How is this different from the image tag? The magic of HTTP makes actually filtering out stuff real straightforward. XHR stuff is different from handling black box UDP. It's actually easier, and because there is a protocol it's much easier to cut things off, not wait around while receiving garbage, etc. And middleware can also handle it on their end. Enterprises have networks to run.This is how Cloudflare exists and does its stuff/reject connections real easily. Raw, black-boxed UDP? All off the table.
You could make a protocol off of UDP that does a bunch of stuff to make this easier. But now... what? Are you just making TCP? You're gonna make your own magical protocol to avoid implementing WebTransport?
So in that case... you would probably want to establish some handshake for the connection.

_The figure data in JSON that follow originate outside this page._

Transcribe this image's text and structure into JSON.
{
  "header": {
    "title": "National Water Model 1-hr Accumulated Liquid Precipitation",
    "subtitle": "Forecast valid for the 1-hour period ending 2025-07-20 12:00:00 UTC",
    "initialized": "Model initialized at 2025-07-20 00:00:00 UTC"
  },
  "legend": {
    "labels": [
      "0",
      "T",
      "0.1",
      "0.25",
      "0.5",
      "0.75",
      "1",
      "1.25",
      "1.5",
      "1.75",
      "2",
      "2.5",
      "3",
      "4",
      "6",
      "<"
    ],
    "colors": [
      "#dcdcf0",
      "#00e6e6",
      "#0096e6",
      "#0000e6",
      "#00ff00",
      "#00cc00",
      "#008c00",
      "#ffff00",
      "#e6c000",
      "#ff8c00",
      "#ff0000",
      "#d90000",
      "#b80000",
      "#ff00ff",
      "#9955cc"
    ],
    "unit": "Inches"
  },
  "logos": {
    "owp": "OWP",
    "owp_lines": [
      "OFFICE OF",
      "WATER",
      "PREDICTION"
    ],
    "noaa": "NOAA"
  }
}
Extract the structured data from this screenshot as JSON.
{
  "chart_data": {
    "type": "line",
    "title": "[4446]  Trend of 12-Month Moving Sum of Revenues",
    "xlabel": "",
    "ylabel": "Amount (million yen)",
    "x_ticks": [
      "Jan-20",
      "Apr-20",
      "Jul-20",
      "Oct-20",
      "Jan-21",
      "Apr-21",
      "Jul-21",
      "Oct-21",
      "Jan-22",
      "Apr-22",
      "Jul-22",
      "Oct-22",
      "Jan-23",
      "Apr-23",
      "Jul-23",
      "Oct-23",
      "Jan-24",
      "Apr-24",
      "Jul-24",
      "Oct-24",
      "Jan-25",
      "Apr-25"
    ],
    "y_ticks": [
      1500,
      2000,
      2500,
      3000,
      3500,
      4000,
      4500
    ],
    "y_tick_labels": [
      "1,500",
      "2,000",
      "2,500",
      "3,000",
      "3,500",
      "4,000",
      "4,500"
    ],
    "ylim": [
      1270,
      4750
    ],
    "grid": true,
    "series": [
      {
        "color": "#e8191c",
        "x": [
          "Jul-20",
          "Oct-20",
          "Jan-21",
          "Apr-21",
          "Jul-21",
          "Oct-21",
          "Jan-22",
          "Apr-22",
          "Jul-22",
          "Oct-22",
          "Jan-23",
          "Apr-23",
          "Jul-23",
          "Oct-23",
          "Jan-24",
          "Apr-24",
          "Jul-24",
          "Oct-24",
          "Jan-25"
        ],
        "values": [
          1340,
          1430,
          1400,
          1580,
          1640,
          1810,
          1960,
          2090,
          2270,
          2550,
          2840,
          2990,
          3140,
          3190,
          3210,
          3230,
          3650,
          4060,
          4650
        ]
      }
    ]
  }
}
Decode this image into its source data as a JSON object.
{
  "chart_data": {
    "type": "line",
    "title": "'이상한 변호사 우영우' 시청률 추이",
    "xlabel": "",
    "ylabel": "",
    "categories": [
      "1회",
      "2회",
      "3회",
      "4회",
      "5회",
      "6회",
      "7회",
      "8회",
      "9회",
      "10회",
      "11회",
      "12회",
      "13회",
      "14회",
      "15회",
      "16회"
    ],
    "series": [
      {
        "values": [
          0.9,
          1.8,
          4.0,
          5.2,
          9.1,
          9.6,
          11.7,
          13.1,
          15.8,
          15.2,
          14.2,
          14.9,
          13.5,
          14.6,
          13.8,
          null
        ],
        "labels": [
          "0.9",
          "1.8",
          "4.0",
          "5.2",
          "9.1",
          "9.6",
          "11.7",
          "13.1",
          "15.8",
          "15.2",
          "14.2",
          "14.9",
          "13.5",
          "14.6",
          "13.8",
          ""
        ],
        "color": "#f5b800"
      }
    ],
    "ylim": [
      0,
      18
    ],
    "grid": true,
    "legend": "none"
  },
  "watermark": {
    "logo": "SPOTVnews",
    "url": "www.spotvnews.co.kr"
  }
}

You might want some origin-based tokens similar to how people set up CSRF tokens for POST. And there's all these other concerns.
And now you have ended up adding some layer over UDP anyways!
Your claim is that you can't just go raw UDP mode in browsers. This is true. But WebTransport exists and you can use that to get all the advantages of UDP mode, while also taking advtange of the security benefits of the HTTP protocol.
So serious people will look at WebTransport, and correctly identify that it fits within models they are used to work in, and they can get all the advantages of UDP speed.
So your ask here isn't "let me have access to UDP", it's "let's add a UDP-based API that will make it easier to distribute DDOS-y software and generally create more unauditable traffic and make network QoS harder". Remember, you have access to UDP if you deal with WebTransport! And you might think that's not important. Many people disagree.
The technical claim is that a raw UDP connection that is assumed to have any content is harder to automatically filter out or otherwise manage, but the wrapping cost of WebTransport over HTTP/3 is small enough that browser can offer UDP to users, so long as they are using that.
And, of course, you can give yourself raw UDP in Javascript, if you're using something line Node. You're asking for a raw UDP API inside of browsers.